So sieht die vermeintliche Avantgarde der deutschen Fernsehunterhaltung aus. Joko, 34, und Klaas, 29, gelten als die großen Gewinner der Ironisierungswelle, wie sie seit Jahren unaufhaltsam durch die deutschen Medien rollt. Was Stefan Raab mit den mittlerweile schwächelnden Formaten „Schlag den Raab“ und „Wok-WM“ begann, setzen die beiden Moderatoren brachial fort. Es gibt so ziemlich keine Geschmacklosigkeit, die sich hier nicht mit einem Augenzwinkern als Entertainment verwerten ließe, und wenn das Zwinkern zur epileptischen Zuckung wird, umso besser. Umlauf und Winterscheidt haben den Körper zur Kampf- und Spaßzone erklärt. Bei MTV waren sie nur bessere Pausenclowns, aber dann kam, nach einem Boxenstopp bei ZDFneo, Pro Sieben und erkannte in ihnen Quotenbringer.

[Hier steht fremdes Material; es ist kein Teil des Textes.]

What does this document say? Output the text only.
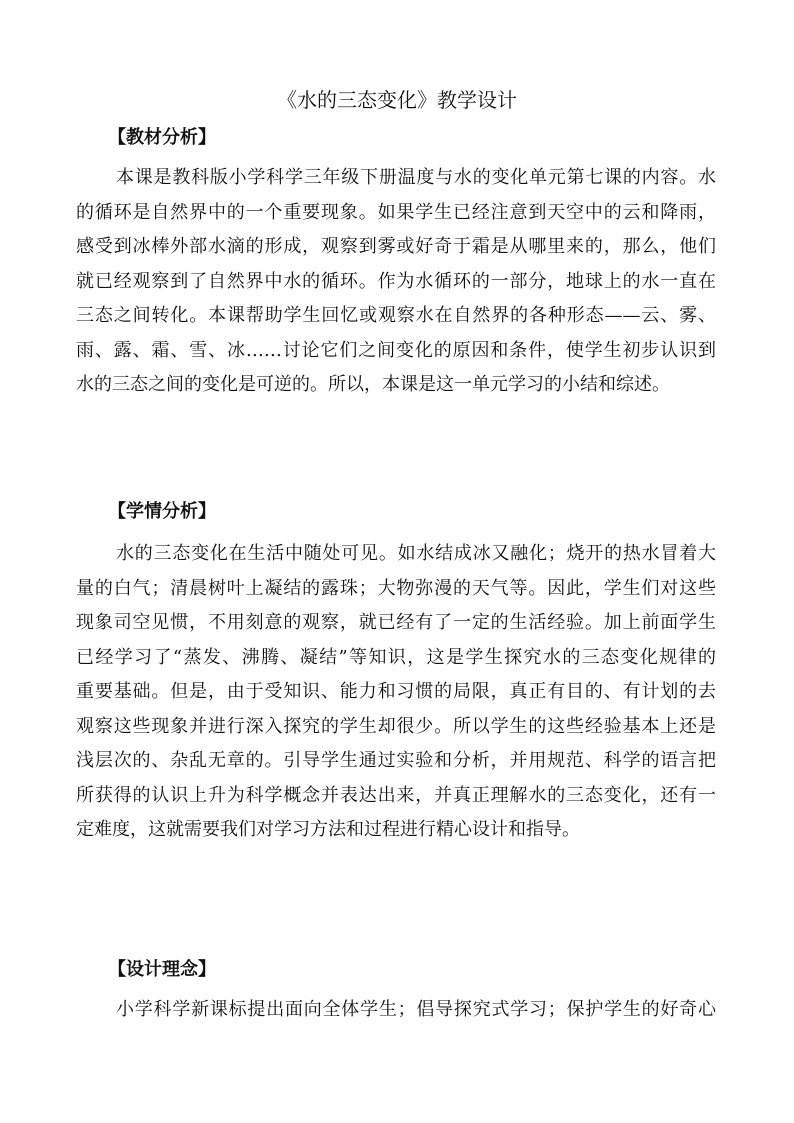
《水的三态变化》教学设计
【教材分析】
本课是教科版小学科学三年级下册温度与水的变化单元第七课的内容。水
的循环是自然界中的一个重要现象。如果学生已经注意到天空中的云和降雨，
感受到冰棒外部水滴的形成，观察到雾或好奇于霜是从哪里来的，那么，他们
就已经观察到了自然界中水的循环。作为水循环的一部分，地球上的水一直在
三态之间转化。本课帮助学生回忆或观察水在自然界的各种形态——云、雾、
雨、露、霜、雪、冰……讨论它们之间变化的原因和条件，使学生初步认识到
水的三态之间的变化是可逆的。所以，本课是这一单元学习的小结和综述。
【学情分析】
水的三态变化在生活中随处可见。如水结成冰又融化；烧开的热水冒着大
量的白气；清晨树叶上凝结的露珠；大物弥漫的天气等。因此，学生们对这些
现象司空见惯，不用刻意的观察，就已经有了一定的生活经验。加上前面学生
已经学习了“蒸发、沸腾、凝结”等知识，这是学生探究水的三态变化规律的
重要基础。但是，由于受知识、能力和习惯的局限，真正有目的、有计划的去
观察这些现象并进行深入探究的学生却很少。所以学生的这些经验基本上还是
浅层次的、杂乱无章的。引导学生通过实验和分析，并用规范、科学的语言把
所获得的认识上升为科学概念并表达出来，并真正理解水的三态变化，还有一
定难度，这就需要我们对学习方法和过程进行精心设计和指导。
【设计理念】
小学科学新课标提出面向全体学生；倡导探究式学习；保护学生的好奇心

Nun wird in wechselnden Formaten Flatulenzspray eingeatmet, man zerschlägt sich Eier am Kopf („Russisch Omelette“), lässt sich von einem Eishockeyspieler in voller Montur umrennen. Gehirnerschütterung auf beiden Seiten des Bildschirms: Eine Klaas- und Joko-Sendung bedeutet Ad-hoc-Regression in den Bereich pubertärer Gehässigkeit. Was dir wehtut, macht mir Spaß und umgekehrt; der Witz ist unmittelbar an die Physis gekoppelt. Zerebral verrenken sollen sich die Leute bei Harald Schmidt, der bei Sky jedoch fast unter Ausschluss der Öffentlichkeit witzelt.

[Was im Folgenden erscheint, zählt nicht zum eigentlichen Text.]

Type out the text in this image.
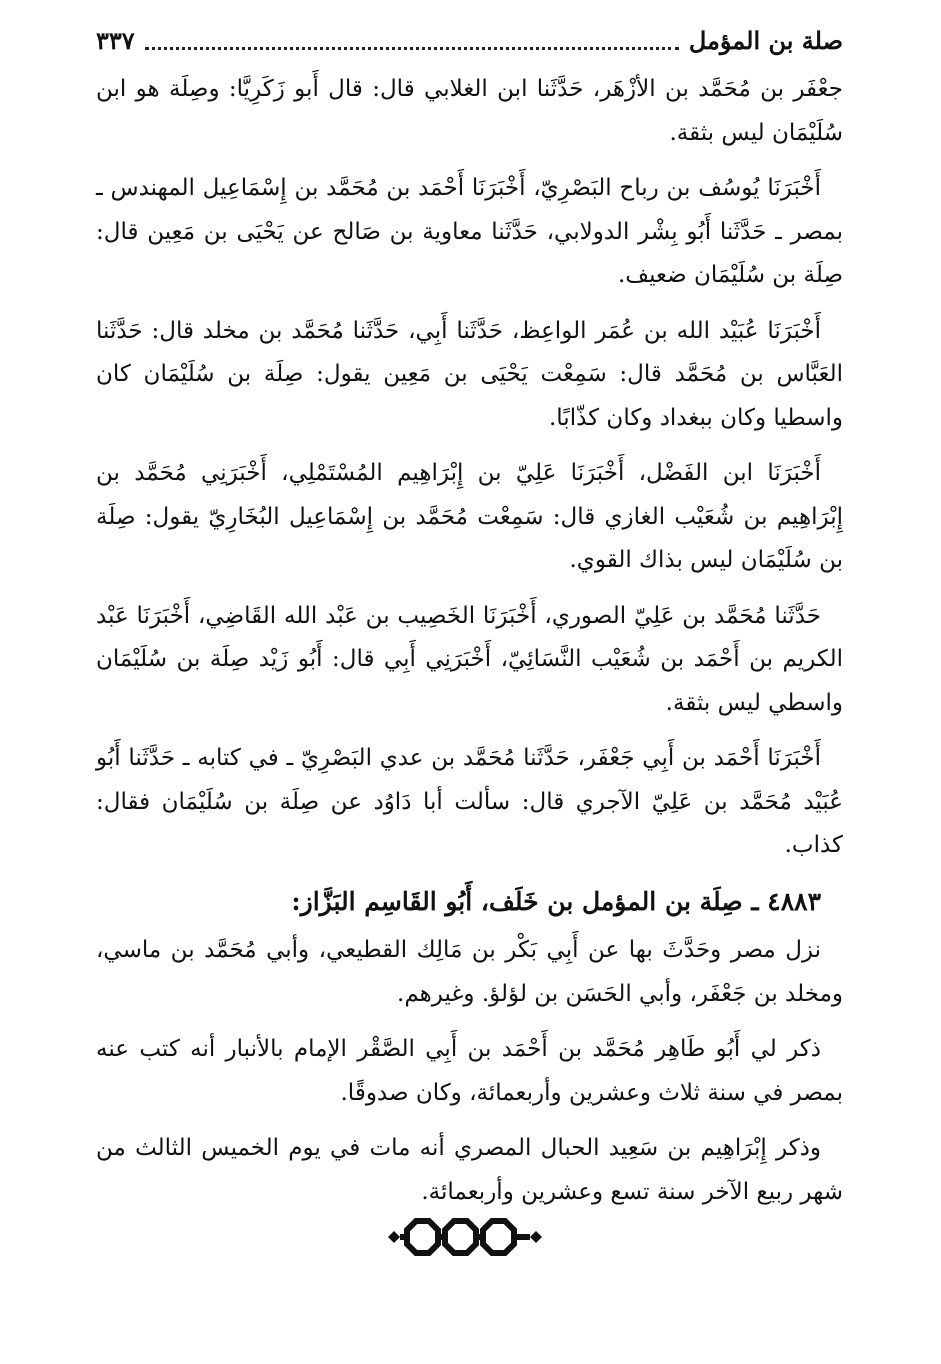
صلة بن المؤمل
٣٣٧

جعْفَر بن مُحَمَّد بن الأزْهَر، حَدَّثَنا ابن الغلابي قال: قال أَبو زَكَرِيَّا: وصِلَة هو ابن سُلَيْمَان ليس بثقة.

أَخْبَرَنَا يُوسُف بن رباح البَصْرِيّ، أَخْبَرَنَا أَحْمَد بن مُحَمَّد بن إِسْمَاعِيل المهندس ـ بمصر ـ حَدَّثَنا أَبُو بِشْر الدولابي، حَدَّثَنا معاوية بن صَالح عن يَحْيَى بن مَعِين قال: صِلَة بن سُلَيْمَان ضعيف.

أَخْبَرَنَا عُبَيْد الله بن عُمَر الواعِظ، حَدَّثَنا أَبِي، حَدَّثَنا مُحَمَّد بن مخلد قال: حَدَّثَنا العَبَّاس بن مُحَمَّد قال: سَمِعْت يَحْيَى بن مَعِين يقول: صِلَة بن سُلَيْمَان كان واسطيا وكان ببغداد وكان كذّابًا.

أَخْبَرَنَا ابن الفَضْل، أَخْبَرَنَا عَلِيّ بن إِبْرَاهِيم المُسْتَمْلِي، أَخْبَرَنِي مُحَمَّد بن إِبْرَاهِيم بن شُعَيْب الغازي قال: سَمِعْت مُحَمَّد بن إِسْمَاعِيل البُخَارِيّ يقول: صِلَة بن سُلَيْمَان ليس بذاك القوي.

حَدَّثَنا مُحَمَّد بن عَلِيّ الصوري، أَخْبَرَنَا الخَصِيب بن عَبْد الله القَاضِي، أَخْبَرَنَا عَبْد الكريم بن أَحْمَد بن شُعَيْب النَّسَائِيّ، أَخْبَرَنِي أَبِي قال: أَبُو زَيْد صِلَة بن سُلَيْمَان واسطي ليس بثقة.

أَخْبَرَنَا أَحْمَد بن أَبِي جَعْفَر، حَدَّثَنا مُحَمَّد بن عدي البَصْرِيّ ـ في كتابه ـ حَدَّثَنا أَبُو عُبَيْد مُحَمَّد بن عَلِيّ الآجري قال: سألت أبا دَاوُد عن صِلَة بن سُلَيْمَان فقال: كذاب.

٤٨٨٣ ـ صِلَة بن المؤمل بن خَلَف، أَبُو القَاسِم البَزَّاز:

نزل مصر وحَدَّثَ بها عن أَبِي بَكْر بن مَالِك القطيعي، وأبي مُحَمَّد بن ماسي، ومخلد بن جَعْفَر، وأبي الحَسَن بن لؤلؤ. وغيرهم.

ذكر لي أَبُو طَاهِر مُحَمَّد بن أَحْمَد بن أَبِي الصَّقْر الإمام بالأنبار أنه كتب عنه بمصر في سنة ثلاث وعشرين وأربعمائة، وكان صدوقًا.

وذكر إِبْرَاهِيم بن سَعِيد الحبال المصري أنه مات في يوم الخميس الثالث من شهر ربيع الآخر سنة تسع وعشرين وأربعمائة.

Für Kulturbürger ist diese Art der Komödie bestenfalls irrelevant, schlimmstenfalls sozial flurschädigend. Konventionelle Witzdramaturgie sieht eine Geschichte vor und am Ende Erkenntnisgewinn, Pointe genannt. Diese Showmaster aber sind keine Erzähler, ihr Humor zerstreut sich in klamaukigen Momentaufnahmen: Klaas bei der Karussellfahrt in einer Zentrifuge für Raumfahrttraining; Joko, der einen Alligator am Schwanz zieht.

Das Prinzip ist nicht neu, es hat im angelsächsischen Raum sogar eine eminente Tradition. Slapstick war eine der Grundlagen des Vaudeville-Theaters. Joe Keaton, der Vater von Buster, bekämpfte bereits 1895 einen Tisch, mit Hechtsprüngen, Fausthieben und Rempeleien. Der Kampf mit der Dingwelt zeigte den Zivilisationsbewohner als paradoxen Akteur, der sich mit den von ihm geschaffenen Sachen überwerfen muss. Eine späte Blütezeit erreichte die Pein- und Peinlichkeitsartistik dann bei der Künstlertruppe „Jackass“. Ehemalige Skateboarder pervertierten Ende der neunziger Jahre die Happening-Idee zur Sadismussause. Man schnupfte Wasabi, inhalierte Pfefferspray oder legte sich mit Steaks behängt auf einen Grill.

Und nun Klaas und Joko. Auch in der aktuellen Sendung „Circus Halligalli“, der „Manege des Wahnsinns“ von Pro Sieben, greift die bewährte Methode: Schmerzsketche, Demütigungsgags, dazwischen ein paar Showgäste. Sido war schon da, Lena, Detlev Buck. Die Gespräche sind wirre Simulationen von Unterhaltung. Geistreicher sind die Untertitel zum jeweiligen Gast. Jürgen von der Lippe wird als „Entertainer, Moderator, Hawaiianer“ vorgestellt, weil er vorzugsweise Hawaiihemden trägt. Das bezeichnet exakt die Grundidee dieses Humors: Alles wird mit ironischer Fußnote versehen, eigentliches Sprechen ist etwas für Spießer, Beamte oder Programmchefs, die bei Pro Sieben nicht müde werden, ihre beiden Stars als Wunderwaffe für die ­Rekrutierung junger Zuschauer zu loben.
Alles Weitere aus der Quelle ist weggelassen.